As stated in the Avro documentation, names must adhere to the following rules:

Start with [A-Za-z_]
Subsequently contains only [A-Za-z0-9_] characters

Debezium uses the column’s name as the basis for the corresponding Avro field. This can lead to problems during serialization if the column name does not also adhere to the Avro naming rules. Each Debezium connector provides a configuration property, field.name.adjustment.mode that you can set to avro if you have columns that do not adhere to Avro rules for names.
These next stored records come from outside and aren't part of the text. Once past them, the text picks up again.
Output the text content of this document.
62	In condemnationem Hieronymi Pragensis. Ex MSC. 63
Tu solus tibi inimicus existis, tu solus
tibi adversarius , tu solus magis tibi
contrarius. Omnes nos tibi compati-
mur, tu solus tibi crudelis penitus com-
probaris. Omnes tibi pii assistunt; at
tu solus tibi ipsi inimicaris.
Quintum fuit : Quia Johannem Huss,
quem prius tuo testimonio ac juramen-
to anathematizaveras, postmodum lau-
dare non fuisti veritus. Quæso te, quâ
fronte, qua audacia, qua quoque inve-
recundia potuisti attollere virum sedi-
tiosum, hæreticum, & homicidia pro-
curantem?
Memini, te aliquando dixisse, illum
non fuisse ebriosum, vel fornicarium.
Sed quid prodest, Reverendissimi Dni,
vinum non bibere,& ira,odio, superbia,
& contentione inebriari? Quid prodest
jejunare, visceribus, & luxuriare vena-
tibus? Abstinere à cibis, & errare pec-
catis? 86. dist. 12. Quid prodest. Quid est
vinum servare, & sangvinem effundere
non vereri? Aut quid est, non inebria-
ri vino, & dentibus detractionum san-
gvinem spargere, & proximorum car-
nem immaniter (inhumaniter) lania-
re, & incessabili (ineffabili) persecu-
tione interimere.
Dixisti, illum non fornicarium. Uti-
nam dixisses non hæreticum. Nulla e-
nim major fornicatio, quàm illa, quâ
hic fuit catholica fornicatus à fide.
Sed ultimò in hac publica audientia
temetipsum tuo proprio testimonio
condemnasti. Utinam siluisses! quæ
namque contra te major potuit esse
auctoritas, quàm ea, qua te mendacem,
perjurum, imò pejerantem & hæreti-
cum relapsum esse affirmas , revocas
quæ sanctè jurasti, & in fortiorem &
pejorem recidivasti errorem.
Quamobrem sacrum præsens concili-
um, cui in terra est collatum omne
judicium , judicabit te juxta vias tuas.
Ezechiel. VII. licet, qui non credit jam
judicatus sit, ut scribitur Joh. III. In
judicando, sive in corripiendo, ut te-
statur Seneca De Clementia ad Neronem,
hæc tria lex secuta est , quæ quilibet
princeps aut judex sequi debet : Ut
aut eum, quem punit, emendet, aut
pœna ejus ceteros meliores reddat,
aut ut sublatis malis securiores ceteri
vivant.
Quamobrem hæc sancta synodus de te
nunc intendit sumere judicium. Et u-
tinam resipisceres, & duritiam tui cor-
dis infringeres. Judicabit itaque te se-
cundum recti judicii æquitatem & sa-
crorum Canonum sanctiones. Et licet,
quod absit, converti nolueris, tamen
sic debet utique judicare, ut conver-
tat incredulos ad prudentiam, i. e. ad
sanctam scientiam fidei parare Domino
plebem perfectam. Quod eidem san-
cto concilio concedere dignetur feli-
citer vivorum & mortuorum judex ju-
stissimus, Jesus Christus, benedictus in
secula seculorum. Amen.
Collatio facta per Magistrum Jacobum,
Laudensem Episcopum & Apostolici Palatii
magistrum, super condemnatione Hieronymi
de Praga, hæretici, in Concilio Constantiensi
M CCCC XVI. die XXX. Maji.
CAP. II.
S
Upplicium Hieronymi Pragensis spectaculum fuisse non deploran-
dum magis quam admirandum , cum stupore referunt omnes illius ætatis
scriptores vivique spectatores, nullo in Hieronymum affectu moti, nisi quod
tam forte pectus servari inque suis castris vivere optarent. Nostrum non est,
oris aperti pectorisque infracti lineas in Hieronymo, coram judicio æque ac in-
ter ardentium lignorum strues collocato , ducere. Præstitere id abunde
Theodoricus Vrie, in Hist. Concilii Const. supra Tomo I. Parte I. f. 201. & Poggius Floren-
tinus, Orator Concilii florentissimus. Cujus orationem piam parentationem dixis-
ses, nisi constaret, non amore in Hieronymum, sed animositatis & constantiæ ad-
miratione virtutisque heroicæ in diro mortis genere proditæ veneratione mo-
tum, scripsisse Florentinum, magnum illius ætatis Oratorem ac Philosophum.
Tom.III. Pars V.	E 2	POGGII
Setting field.name.adjustment.mode to avro allows serialization of non-conformant fields without having to actually modify your schema.

Getting More Information

This post from the Debezium blog describes the concepts of serializers, converters, and other components, and discusses the advantages of using Avro. Some Kafka Connect converter details have slightly changed since that post was written.

For a complete example of using Avro as the message format for Debezium change data events, see MySQL and the Avro message format.